Some teams have a sighted player wearing a blindfold. In Lawrence there is a special league in which Quantrill's Raiders are the only blind players. Members of the other five teams all wear blindfolds. Breck Marion, who is currently with the Raiders played on a blindfolded team and a regular softball team last summer. He said Beep Baseball is more challenging than softball and he has a better feeling of accomplishment when playing with blinders on. " The first thing you notice with the blindfold is a lack of all normal depth perception, then you're disoriented with your balance and distances seem greater, but the sound carries easily." the Raider player said.

Marion said playing can be rough, which is why his team wears helmets now.
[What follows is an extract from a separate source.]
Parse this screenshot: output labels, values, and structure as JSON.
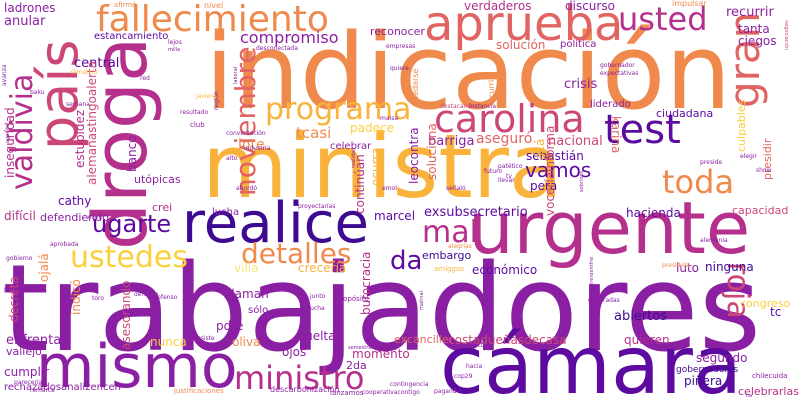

Last month two Raiders collided head on while scrambling for a ball and each suffered cuts requiring more than 26 stitches.
It was the banged up team that managed to get the series scheduled in Lawrence. Vassallo said he and teammate Gary Marshall went to the tourney last year in St Paul with promotional letters from the Lawrence city and Douglas County commissions and from civic groups, stating their support for a tournament.

"At first we had to sell the association on the idea, but the sport needs to be exposed, and the Midwest is the best area to do so," Vassallo said.

Only one of the bases buzzes for each batter after he hits the ball. The umpire predesignates secretly which one so the batter will have no forehand knowledge on where to run. This makes the game more challenging. Players are allowed five strikes and only two balls may not be swung at. Three outs end a half inning and all three are scored at once if a defender catches a fly ball.

In the second and fourth innings an adjustable tee holds the ball for the first five hitters or three outs.
The paper also included three actions shots of Chuck Hallenbeck of the Raiders swinging at the ball, Raider player Loren Buntemeyer running towards the base and Allen Woody of the Copper State Lions of Phoenix about to field a ground ball."